Sugiro que revise as linhas do fstab.

Modifica o ASSUNTO do tópico.

----------

## souadriano

O que está errado com as linhas do fstab??

eu escrevi o fstab lá em cima, na primeira caixa de dialogo item 4

4) /etc/fstab

# <fs> <mountpoint> <type> <opts> <dump/pass>

/dev/sda1 /boot ext2 noauto,noatime 1 2

/dev/sda3 / ext3 noatime 0 1

/dev/sda2 none swap sw 0 0

# /dev/sda4 / ext3 noatime 0 2 <--- partição do ubuntu, resolvi apaga-la até resolver o problema

/dev/cdrom /mnt/cdrom auto noauto,ro 0 0

none /proc proc defaults 0 0

none /dev/shm tmpfs nodev,nosuid,noexec 0 0

----------

## souadriano

 *cassiol wrote:*   

> ola,
> 
>  vc tem algum outro driver sata compilado junto?
> 
>  se tiver deixar marcado so
> ...

 

Rapaz... durante o boot não consigo ver nem uma indicação de que o sistema reconhece os discos

acho que este é o unico drive Sata em meu pc, tentei esta opção ai q vc sugeriu mas até agora num deu

Outro ponto, verifiquei e anotei o problema de udev q tambem ocorre no boot, vê só:

*Starting udevd...    

error getting socket: Address family not supported by protocol

error initializing udevd socket..........................................................[!!]

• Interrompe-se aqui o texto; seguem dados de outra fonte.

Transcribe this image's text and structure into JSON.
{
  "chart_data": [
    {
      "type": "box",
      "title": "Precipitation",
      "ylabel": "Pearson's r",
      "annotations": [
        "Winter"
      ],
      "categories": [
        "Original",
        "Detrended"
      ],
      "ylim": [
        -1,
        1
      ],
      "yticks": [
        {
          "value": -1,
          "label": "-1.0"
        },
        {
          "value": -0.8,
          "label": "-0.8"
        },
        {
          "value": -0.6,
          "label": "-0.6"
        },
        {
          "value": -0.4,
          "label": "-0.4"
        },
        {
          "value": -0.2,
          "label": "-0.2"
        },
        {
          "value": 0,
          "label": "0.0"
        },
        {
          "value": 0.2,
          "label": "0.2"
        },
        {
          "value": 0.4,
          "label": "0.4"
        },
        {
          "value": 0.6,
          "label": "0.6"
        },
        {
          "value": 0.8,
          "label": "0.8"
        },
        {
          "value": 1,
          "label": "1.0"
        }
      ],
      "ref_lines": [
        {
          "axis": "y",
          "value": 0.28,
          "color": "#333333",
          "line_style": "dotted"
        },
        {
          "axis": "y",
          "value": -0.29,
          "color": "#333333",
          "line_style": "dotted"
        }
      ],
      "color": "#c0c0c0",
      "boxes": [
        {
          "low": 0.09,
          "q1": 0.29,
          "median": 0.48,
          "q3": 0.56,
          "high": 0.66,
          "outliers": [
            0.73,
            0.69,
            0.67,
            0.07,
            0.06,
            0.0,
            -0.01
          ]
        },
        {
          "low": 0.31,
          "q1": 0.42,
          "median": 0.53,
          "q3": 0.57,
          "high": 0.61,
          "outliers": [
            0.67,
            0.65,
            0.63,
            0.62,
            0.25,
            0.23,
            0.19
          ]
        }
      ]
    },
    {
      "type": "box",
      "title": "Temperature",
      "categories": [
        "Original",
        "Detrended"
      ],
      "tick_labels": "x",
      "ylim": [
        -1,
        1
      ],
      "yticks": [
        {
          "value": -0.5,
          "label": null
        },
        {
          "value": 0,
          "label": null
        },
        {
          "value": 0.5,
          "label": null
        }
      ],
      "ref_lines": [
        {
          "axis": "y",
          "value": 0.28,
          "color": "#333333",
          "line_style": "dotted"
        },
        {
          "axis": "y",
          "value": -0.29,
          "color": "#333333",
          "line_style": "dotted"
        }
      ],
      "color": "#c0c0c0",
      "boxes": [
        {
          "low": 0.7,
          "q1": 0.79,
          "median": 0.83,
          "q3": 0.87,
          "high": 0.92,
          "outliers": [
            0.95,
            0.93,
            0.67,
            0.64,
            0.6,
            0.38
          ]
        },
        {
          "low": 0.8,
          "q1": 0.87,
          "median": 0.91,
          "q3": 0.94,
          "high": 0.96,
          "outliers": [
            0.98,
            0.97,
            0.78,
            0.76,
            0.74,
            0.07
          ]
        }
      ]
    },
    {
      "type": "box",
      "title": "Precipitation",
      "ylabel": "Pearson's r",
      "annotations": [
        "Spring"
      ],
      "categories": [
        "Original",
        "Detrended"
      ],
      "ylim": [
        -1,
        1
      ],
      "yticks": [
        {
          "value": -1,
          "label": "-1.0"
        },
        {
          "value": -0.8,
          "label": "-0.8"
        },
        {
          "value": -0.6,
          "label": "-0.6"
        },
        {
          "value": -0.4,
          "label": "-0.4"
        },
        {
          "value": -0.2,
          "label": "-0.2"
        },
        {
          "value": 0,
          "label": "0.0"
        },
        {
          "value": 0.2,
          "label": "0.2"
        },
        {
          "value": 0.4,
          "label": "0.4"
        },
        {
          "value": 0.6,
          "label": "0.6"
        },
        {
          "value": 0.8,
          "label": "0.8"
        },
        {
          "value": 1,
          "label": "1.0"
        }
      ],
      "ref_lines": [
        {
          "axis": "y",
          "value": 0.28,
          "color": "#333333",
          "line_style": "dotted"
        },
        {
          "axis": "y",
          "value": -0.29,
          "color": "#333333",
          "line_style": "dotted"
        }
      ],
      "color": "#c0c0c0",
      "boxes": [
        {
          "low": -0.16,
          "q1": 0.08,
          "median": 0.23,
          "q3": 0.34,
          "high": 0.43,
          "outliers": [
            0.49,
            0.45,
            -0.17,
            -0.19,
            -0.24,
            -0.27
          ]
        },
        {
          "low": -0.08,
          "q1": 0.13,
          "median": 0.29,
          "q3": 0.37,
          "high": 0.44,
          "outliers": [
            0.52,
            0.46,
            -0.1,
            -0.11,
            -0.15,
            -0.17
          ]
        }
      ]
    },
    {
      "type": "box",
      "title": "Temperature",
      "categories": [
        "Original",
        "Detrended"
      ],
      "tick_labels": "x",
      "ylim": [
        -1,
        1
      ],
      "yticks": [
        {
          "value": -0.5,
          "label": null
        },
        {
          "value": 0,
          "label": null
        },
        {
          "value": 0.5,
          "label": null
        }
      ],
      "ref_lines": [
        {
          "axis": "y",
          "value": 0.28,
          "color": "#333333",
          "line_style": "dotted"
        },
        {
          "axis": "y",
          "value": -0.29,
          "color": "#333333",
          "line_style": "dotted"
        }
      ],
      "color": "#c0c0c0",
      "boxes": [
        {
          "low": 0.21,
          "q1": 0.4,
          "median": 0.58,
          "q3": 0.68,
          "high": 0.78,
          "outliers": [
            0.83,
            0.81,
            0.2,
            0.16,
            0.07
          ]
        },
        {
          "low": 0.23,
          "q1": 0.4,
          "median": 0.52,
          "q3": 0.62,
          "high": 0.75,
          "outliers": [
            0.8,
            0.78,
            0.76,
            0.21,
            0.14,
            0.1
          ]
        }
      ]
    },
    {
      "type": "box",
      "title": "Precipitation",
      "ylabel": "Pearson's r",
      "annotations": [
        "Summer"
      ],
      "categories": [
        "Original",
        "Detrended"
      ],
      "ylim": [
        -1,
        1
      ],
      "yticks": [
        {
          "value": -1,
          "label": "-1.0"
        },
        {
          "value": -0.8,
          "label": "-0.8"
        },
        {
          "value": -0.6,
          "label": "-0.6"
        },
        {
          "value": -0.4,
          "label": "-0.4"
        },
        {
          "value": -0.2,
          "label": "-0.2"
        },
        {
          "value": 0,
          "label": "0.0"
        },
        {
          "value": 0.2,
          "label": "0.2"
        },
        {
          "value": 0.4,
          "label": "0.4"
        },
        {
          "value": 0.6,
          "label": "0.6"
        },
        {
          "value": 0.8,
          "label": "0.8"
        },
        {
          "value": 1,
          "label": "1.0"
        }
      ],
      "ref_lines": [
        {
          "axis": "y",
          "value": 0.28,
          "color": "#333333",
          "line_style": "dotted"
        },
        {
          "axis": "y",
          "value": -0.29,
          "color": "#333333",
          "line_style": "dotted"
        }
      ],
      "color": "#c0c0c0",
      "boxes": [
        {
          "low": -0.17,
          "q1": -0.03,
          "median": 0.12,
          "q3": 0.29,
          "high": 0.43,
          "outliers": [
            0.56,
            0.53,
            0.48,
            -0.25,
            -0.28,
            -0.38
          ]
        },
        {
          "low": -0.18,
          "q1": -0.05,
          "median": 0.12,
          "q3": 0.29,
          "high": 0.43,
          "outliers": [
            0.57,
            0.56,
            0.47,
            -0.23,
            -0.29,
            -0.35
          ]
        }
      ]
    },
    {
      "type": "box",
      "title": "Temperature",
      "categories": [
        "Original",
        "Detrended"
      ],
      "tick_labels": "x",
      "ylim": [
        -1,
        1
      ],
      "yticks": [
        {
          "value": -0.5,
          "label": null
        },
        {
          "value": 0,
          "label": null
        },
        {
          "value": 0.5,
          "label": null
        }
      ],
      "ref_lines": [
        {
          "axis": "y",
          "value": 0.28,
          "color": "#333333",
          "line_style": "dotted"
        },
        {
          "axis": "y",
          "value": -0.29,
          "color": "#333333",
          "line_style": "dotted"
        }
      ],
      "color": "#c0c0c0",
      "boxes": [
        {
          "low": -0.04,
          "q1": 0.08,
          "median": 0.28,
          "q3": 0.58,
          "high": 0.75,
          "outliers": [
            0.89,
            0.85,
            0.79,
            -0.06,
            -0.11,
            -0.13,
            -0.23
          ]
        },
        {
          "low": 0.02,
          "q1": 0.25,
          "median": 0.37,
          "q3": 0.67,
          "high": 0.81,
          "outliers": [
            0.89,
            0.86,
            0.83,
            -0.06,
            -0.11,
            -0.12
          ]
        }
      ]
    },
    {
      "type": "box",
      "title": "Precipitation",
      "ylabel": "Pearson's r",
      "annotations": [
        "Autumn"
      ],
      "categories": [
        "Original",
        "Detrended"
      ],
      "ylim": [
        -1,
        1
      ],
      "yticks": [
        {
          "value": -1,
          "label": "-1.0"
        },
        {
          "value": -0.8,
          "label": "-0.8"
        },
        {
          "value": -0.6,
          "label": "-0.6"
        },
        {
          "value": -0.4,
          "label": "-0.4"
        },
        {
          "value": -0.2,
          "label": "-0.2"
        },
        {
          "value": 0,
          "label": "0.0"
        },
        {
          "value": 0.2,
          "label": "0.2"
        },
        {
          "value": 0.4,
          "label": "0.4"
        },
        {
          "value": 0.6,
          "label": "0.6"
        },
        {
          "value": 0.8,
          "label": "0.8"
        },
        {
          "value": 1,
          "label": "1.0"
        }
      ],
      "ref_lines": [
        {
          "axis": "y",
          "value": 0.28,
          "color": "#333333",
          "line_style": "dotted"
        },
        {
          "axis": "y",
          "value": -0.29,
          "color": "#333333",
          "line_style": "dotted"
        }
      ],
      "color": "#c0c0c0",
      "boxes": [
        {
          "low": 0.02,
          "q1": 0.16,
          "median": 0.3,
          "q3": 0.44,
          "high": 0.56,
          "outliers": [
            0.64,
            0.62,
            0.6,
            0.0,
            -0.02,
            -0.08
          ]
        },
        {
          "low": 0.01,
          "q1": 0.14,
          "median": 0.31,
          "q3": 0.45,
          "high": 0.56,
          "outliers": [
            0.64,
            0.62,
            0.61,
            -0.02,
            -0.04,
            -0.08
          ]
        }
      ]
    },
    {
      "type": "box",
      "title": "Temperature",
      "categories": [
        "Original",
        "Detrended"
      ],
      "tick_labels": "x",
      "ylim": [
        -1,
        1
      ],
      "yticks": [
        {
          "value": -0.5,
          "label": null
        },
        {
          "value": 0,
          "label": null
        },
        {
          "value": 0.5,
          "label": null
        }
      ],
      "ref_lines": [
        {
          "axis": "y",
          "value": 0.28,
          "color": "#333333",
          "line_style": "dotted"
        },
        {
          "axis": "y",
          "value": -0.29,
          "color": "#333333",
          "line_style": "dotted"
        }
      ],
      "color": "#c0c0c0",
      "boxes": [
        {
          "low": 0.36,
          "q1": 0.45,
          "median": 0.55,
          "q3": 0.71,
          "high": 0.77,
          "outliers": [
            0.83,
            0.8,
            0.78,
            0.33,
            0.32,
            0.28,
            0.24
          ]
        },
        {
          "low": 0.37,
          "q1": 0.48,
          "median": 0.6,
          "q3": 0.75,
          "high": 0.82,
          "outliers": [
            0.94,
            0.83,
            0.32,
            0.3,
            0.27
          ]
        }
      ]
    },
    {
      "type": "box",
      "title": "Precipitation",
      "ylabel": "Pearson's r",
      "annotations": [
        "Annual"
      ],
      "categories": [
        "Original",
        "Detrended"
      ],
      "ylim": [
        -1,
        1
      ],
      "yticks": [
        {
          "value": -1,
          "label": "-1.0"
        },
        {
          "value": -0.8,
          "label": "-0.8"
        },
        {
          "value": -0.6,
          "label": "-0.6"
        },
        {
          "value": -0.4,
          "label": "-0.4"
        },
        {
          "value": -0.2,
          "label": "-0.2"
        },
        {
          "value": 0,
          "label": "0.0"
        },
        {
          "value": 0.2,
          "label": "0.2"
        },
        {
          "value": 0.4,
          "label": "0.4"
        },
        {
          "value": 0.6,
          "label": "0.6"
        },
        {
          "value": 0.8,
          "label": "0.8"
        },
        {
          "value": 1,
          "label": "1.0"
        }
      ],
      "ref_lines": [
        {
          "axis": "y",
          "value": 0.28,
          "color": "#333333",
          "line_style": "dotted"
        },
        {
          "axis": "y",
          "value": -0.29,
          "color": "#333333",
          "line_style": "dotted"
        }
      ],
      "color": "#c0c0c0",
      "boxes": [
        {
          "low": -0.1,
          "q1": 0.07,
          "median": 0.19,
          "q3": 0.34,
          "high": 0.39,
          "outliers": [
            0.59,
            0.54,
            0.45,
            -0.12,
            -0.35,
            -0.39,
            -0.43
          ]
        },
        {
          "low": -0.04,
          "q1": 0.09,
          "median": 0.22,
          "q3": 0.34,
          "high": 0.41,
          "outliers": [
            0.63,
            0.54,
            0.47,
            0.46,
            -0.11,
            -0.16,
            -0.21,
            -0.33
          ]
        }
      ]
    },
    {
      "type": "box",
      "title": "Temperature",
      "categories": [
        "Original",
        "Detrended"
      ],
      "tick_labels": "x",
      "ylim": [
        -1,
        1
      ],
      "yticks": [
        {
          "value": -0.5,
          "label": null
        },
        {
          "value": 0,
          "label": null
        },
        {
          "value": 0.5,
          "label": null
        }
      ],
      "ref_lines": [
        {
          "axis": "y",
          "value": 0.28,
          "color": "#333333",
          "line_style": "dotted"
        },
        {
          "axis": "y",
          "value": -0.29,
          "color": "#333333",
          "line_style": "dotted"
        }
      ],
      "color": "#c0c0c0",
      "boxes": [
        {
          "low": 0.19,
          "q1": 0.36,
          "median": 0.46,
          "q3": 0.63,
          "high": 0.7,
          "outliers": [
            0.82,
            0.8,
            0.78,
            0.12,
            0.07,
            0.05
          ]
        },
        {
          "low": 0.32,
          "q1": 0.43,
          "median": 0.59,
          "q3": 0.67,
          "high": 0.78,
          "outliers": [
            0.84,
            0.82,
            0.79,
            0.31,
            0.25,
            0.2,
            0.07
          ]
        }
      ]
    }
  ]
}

* Letting udev process event...........................................................[!!]

----------

## cassiol

ola......

 tente adicionar isso ao kernel...

 Networking  ---> Networking options  ---> <*> Unix domain sockets

----------

## souadriano

aaaahhhhh!!!!

agora simm!!!!

Cassiol vc é o cara!!!

agora ta funcionando, cheio d pequenos erros (som, eth0,...) mas já ta funfando !!!

Brigadão cara

 :Very Happy:   :Very Happy:   :Very Happy:   :Very Happy:   :Laughing:   :Laughing:   :Very Happy:   :Very Happy: 

----------